An auspicious item on the program was the world premiere of “Metamorphosis”, a work by Israeli composer Tzvi Avni (b.1927) for oud and 8 hands on two pianos. Professor Avni spoke briefly about the piece’s genesis. When Meir Wiesel approached him in July 2016 with the suggestion of a new work for “Octopus” and oud, Avni had just finished reading Kafka’s novella “The Metamorphosis”, in which Gregor Samsa wakes one morning to find he has turned into a large, monstrous insect. The novella proceeds to deal with Gregor’s attempt to deal with the situation and to his family’s attitude to the repulsive creature he has become. Avni makes no effort to write the story into the work, but has taken from it the theme of coping, of finding solutions to a given situation, such as living in Israeli society, where east and west meet. Avni’s opening gesture in “Metamorphosis” takes the form of an imposing and uncompromising piano cluster. Then, in writing that is both pleasing and appropriate for the instrument, we hear the oud in its own musical agenda. Dialogue between pianos and oud oscillates between the docile and the conflicted. Following a long, engaging oud solo, the pianos enter once more, accompanying the oud in velvety textures, the strumming of piano strings at one moment meeting the oriental plucked instrument in a spacy, otherworldly effect.

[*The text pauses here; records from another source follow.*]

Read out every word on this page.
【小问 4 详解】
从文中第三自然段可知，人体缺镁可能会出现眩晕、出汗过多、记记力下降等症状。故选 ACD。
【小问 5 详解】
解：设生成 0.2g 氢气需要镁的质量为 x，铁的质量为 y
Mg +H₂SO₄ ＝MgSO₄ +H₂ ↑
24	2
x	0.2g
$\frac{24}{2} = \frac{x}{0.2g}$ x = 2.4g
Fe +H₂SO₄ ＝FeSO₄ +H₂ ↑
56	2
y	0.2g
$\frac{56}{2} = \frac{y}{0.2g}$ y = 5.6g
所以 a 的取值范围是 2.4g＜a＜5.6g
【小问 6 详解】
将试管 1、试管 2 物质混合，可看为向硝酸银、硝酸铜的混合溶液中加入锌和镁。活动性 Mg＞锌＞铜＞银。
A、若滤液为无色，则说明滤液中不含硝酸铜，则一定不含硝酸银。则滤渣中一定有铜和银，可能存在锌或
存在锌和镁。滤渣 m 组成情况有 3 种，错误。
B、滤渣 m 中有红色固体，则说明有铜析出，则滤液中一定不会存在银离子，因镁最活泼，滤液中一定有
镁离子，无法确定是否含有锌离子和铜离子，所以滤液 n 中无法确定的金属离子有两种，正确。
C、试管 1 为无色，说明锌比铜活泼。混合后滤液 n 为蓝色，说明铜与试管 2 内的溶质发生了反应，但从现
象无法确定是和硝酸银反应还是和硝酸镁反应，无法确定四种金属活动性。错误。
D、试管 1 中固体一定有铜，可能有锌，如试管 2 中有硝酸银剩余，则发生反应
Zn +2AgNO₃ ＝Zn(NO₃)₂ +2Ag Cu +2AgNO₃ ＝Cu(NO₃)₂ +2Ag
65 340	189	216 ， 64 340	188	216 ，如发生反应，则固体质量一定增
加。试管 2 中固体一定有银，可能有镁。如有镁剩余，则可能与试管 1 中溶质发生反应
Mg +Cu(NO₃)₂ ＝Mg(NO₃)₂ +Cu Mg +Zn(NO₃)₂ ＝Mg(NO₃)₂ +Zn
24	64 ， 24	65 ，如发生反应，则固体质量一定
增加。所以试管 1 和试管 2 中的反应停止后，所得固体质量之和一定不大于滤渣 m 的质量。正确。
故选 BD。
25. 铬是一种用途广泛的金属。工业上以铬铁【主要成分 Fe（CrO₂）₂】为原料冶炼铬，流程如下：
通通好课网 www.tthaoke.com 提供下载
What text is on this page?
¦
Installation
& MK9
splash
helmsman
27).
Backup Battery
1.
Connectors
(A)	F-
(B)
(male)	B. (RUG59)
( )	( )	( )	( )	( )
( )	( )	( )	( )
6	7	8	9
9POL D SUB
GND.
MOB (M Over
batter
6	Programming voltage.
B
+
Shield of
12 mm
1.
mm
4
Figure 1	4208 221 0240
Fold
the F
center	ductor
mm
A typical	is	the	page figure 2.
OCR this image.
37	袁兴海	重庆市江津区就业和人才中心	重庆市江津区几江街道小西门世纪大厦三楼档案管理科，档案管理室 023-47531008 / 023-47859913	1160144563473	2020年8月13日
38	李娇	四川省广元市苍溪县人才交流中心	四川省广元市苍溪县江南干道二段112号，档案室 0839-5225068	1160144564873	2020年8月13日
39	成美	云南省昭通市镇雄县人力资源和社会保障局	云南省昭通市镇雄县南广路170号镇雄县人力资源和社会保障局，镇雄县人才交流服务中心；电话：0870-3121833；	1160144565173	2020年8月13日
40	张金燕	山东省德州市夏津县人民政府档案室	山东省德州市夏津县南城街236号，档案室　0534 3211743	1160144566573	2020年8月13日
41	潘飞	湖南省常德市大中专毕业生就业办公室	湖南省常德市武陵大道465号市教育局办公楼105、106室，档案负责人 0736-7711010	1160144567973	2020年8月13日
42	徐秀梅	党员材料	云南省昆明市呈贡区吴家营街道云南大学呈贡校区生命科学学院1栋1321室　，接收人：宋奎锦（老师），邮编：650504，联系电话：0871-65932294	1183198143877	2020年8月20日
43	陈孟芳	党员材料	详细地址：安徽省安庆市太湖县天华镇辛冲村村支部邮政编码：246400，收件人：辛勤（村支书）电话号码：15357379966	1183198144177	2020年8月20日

In this new work, Tzvi Avni has met and juxtaposed the most unlikely of instrumental combinations, coupling them on an intensely human level in a musical language of the senses, in a piece bristling with interest and with timbral appeal.

The program concluded with Emil Kronke’s 8-hand setting of Franz Liszt’s Hungarian Rhapsody No.9 “Carnival in Pest”. With its blend of folk melodies and virtuosic passages, connected by improvisatory elements, the work evokes the atmosphere of a Budapest carnival from around 1840. Indulging in the constant changes of mood and “scoring”, the pianists gave a dazzling performance of the work’s Hungarian dance melodies, addressing its intimate moments and its elaborate, colourful finale - a challenging tour-de-force. Then for two encores: Aram Khachaturian’s unleashed “Sabre Dance”, well suited to the 8-hand medium, followed by a somewhat sober rendition of Beethoven’s “Turkish March”. “Octopus”, its members spanning a wide range of ages, offers the concert-going public a new, fresh approach to concert repertoire in playing that is both tasteful and most stylish!